Create a fine-grained GitHub token with the following repository level permissions. Scope to all or to specific repositories as needed.

- Administration Read/Write

- Contents Read/Write

- Issues Read/Write for labels

- Workflows Read/Write for GitHub Actions

## Safety

> [!WARNING]

> Repositories will be **permanently deleted** when removed from your Pulumi configuration and running `pulumi up`. Always ensure you have backups before removing repositories from your stack configuration. To enable safer archiving instead of deletion, modify `archive_on_destroy=True` in `GitRepositoryComponent.py`.

## Setup

```sh

# Install Python dependencies via uv

uv sync

# Install Pulumi CLI

curl -fsSL https://get.pulumi.com | sh

# (optional) Install any local helper tooling you need

```

## Run

```sh

# Set environment variables

export GITHUB_TOKEN=xxxx

export PULUMI_STACK=dev

export PULUMI_CONFIG_PASSPHRASE=xxxx

export AWS_ACCESS_KEY_ID=xxxx

export AWS_SECRET_ACCESS_KEY=xxxx

export AWS_CA_BUNDLE=/etc/ssl/certs/ca-certificates.crt

# Select or create the stack, preview and apply

pulumi login 's3://etc' # see the pulumi docs for details on cloud backends

pulumi stack select $PULUMI_STACK || pulumi stack init $PULUMI_STACK

pulumi preview

pulumi up

```

### Using different environments

```sh

# Development

export PULUMI_STACK=dev

pulumi stack select $PULUMI_STACK

pulumi up

# Production

export PULUMI_STACK=prod

pulumi stack select $PULUMI_STACK

pulumi up

```

### Import an existing resource

```sh

# Example (resource type, name, id vary by provider)

pulumi import   

# e.g. pulumi import github:index/repository:Repository repo_name owner/repo

```

### Delete a resource

```sh

# Remove repository from configuration in your stack file, then:

pulumi up  # This will permanently delete the repository

# WARNING: This is destructive and cannot be undone easily

```

### Manual Pulumi operations

```sh

# If you need to run Pulumi commands directly on a specific stack

pulumi stack select 

pulumi preview

pulumi up

```

## Troubleshooting

- **401 or provider initialisation errors**

  Check `GITHUB_TOKEN` scope and that the token has the required permissions.

- **Changes not applied to expected environment**

  Confirm `PULUMI_STACK` is set to the desired stack before `pulumi up`.

- **TLS or proxy issues**

  If running behind a proxy or custom CA, set `AWS_CA_BUNDLE` or your platform equivalent for provider calls that require custom trust.

- **Import fails**

  Ensure the import ID matches the provider’s expected format. For repositories it is typically `owner/repo`.

## Limitations and manual steps

Some settings are not currently supported by the GitHub provider and require manual configuration.

In **Code security**:

- Enable **Dependabot alerts**.

- Disable **Dependabot security updates**.

In **Settings → Actions**:

- Set **Approval for running fork pull request workflows from contributors** to **Require approval for all external contributors**.

- In **Workflow permissions**, tick **Allow GitHub Actions to create and approve pull requests**.

- Tick **Require actions to be pinned to a full length commit SHA**.
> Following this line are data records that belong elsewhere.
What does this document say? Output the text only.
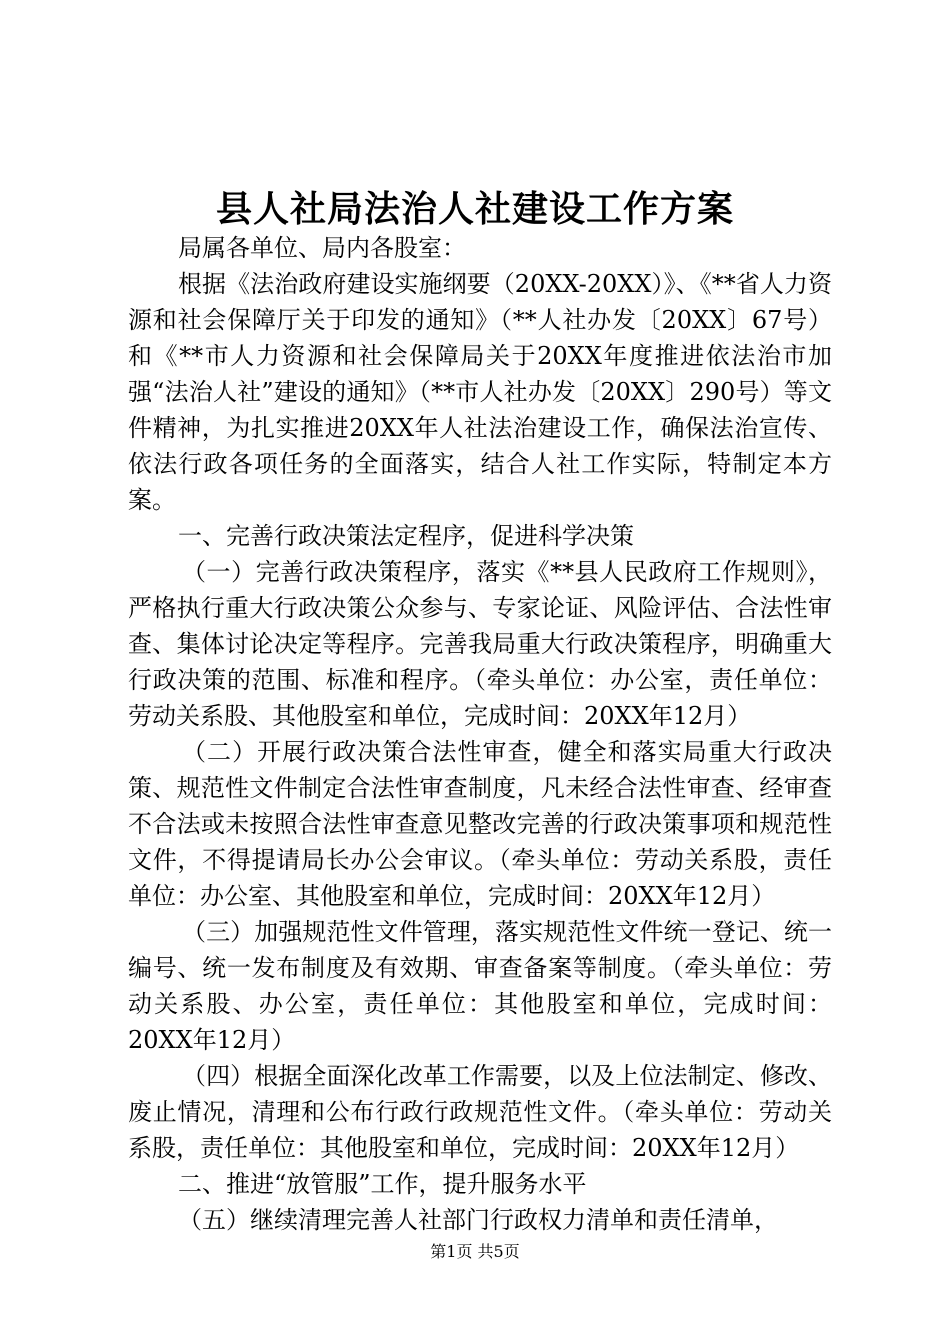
县人社局法治人社建设工作方案

局属各单位、局内各股室：

根据《法治政府建设实施纲要（20XX-20XX）》、《**省人力资源和社会保障厅关于印发的通知》（**人社办发〔20XX〕67号）和《**市人力资源和社会保障局关于20XX年度推进依法治市加强“法治人社”建设的通知》（**市人社办发〔20XX〕290号）等文件精神，为扎实推进20XX年人社法治建设工作，确保法治宣传、依法行政各项任务的全面落实，结合人社工作实际，特制定本方案。

一、完善行政决策法定程序，促进科学决策

（一）完善行政决策程序，落实《**县人民政府工作规则》，严格执行重大行政决策公众参与、专家论证、风险评估、合法性审查、集体讨论决定等程序。完善我局重大行政决策程序，明确重大行政决策的范围、标准和程序。（牵头单位：办公室，责任单位：劳动关系股、其他股室和单位，完成时间：20XX年12月）

（二）开展行政决策合法性审查，健全和落实局重大行政决策、规范性文件制定合法性审查制度，凡未经合法性审查、经审查不合法或未按照合法性审查意见整改完善的行政决策事项和规范性文件，不得提请局长办公会审议。（牵头单位：劳动关系股，责任单位：办公室、其他股室和单位，完成时间：20XX年12月）

（三）加强规范性文件管理，落实规范性文件统一登记、统一编号、统一发布制度及有效期、审查备案等制度。（牵头单位：劳动关系股、办公室，责任单位：其他股室和单位，完成时间：20XX年12月）

（四）根据全面深化改革工作需要，以及上位法制定、修改、废止情况，清理和公布行政行政规范性文件。（牵头单位：劳动关系股，责任单位：其他股室和单位，完成时间：20XX年12月）

二、推进“放管服”工作，提升服务水平

（五）继续清理完善人社部门行政权力清单和责任清单，

第1页 共5页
In **Settings → Rules → Rulesets → automation-sync**:

- Under **Require status checks to pass**, tick **Require branches to be up to date before merging**.

User level limitation:

In **Settings → Installations**:

- Add the required GitHub Apps to your repositories.

## License

This project is licensed under the MIT License. See the [LICENSE](LICENSE) file for details.

## Security

If you discover a security issue, please review and follow the guidance in [SECURITY.md](SECURITY.md), or open a private security-focused issue with minimal details and request a secure contact channel.

## Contributing

Open issues or submit pull requests for suggestions and improvements.

See [CONTRIBUTING.md](CONTRIBUTING.md)

## Support

Open an [issue](/../../issues) with as much detail as possible, including Pulumi and provider versions and relevant command output.